YABTECLUM, Mexico — Almost four years after 45 peasants were massacred by paramilitary gunmen, hundreds of Mexican Indians returned to their homes in the southern state of Chiapas on Tuesday, still demanding that all the killers be brought to justice.
The 333 Tzotzil Indians set out at dawn from the refugee camp, where they spent the past four years, and trekked about 11 miles along rough mountain roads to their abandoned homes in hamlets around the village of Acteal, the scene of the massacre that drew international outrage.
They carried candles, flowers, wooden crosses, a giant Mexican flag, protest banners and statues and portraits of the Virgin of Guadalupe, Mexico's patron and its central religious figure.
The group included 117 children, some of them orphaned or injured in the vicious attack in Acteal on Dec. 22, 1997.
About 1,200 Tzotzil Indians fled their homes and sought refuge in Acteal in late 1997 amid clashes between pro-government armed bands and supporters of the Zapatista rebel group that took up arms in 1994 to push for Indian rights.
Paramilitary gunmen, led by members of Mexico's former ruling party, then attacked the peasants gathered in Acteal and killed 45 of them.
Most of the others fled the area, moving to temporary camps in villages sympathetic to the Zapatista cause.
In 1999, dozens of Indians were found guilty and sentenced to long prison terms for taking part in the massacre, but survivors and state government officials say many more remain free.
The 62 families who began their journey home Tuesday were the first to move back as a large group.
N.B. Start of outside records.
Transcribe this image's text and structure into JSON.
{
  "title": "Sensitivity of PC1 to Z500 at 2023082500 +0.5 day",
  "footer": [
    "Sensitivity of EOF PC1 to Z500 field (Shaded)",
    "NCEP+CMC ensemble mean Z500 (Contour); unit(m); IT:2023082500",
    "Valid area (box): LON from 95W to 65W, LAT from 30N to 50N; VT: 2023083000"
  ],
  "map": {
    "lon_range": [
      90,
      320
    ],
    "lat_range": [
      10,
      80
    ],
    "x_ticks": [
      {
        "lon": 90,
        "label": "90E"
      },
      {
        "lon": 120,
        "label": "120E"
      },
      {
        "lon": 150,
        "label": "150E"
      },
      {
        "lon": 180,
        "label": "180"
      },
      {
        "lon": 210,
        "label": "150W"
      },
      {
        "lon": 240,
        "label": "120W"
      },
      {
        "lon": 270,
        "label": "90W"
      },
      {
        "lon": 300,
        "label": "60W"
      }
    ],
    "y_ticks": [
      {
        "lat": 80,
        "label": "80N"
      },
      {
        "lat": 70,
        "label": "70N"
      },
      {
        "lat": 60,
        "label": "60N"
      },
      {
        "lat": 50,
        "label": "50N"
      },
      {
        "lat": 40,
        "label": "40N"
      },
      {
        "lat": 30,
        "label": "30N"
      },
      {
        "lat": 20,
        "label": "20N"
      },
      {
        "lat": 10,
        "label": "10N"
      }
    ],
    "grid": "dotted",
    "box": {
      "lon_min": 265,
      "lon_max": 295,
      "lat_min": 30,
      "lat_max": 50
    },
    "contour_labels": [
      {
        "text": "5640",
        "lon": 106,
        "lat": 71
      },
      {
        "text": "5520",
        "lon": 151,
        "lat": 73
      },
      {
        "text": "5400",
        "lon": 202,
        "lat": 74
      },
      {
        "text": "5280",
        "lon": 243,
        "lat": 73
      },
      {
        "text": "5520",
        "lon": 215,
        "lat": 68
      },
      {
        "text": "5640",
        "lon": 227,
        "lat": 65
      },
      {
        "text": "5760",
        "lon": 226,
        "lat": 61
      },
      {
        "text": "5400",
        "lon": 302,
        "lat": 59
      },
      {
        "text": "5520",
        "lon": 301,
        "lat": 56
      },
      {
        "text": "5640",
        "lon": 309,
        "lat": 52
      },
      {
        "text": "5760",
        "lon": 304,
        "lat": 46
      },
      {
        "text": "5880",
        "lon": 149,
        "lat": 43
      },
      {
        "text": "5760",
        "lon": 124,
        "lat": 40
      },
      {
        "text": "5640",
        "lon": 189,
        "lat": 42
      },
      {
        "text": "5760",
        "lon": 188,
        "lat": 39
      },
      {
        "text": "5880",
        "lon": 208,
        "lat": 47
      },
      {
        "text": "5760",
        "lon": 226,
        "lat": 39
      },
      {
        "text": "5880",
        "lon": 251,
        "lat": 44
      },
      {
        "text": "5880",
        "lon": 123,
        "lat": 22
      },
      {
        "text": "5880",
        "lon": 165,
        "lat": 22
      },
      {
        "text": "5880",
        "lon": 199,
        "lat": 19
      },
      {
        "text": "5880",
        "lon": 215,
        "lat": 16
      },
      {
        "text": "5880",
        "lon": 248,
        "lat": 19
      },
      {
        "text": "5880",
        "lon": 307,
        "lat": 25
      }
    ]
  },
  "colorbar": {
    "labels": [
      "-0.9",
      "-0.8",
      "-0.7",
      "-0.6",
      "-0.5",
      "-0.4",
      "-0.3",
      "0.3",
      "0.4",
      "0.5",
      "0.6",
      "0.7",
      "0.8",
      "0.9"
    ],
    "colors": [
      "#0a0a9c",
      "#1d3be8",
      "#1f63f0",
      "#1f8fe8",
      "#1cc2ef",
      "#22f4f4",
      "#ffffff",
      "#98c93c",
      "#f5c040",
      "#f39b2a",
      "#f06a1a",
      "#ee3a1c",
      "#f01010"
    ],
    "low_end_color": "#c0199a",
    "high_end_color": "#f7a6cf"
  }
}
Hundreds of others are still in camps, too nervous to return because their political rivals still live in their home region.
"There are fears about returning because the paramilitaries still live there, the weapons are still there," said Antonio Vasquez, a community leader who headed Tuesday's return to the small hamlets of Puebla, Yaxjemel, Chainatic and Chuchtic.
The returnees specifically asked that they not be given an escort by the army or police, but were accompanied by dozens of government officials, doctors, aid workers and foreign activists.
State officials helped negotiate an agreement between the Tzotzils and supporters of the Institutional Revolutionary Party, in which both sides promised they would not carry out reprisal attacks.
Upon arriving in Yaxjemel, they lighted candles and copal incense, and looked over the ruined homes they had left four years before.
"Today, a new dawn begins for us," Vasquez said.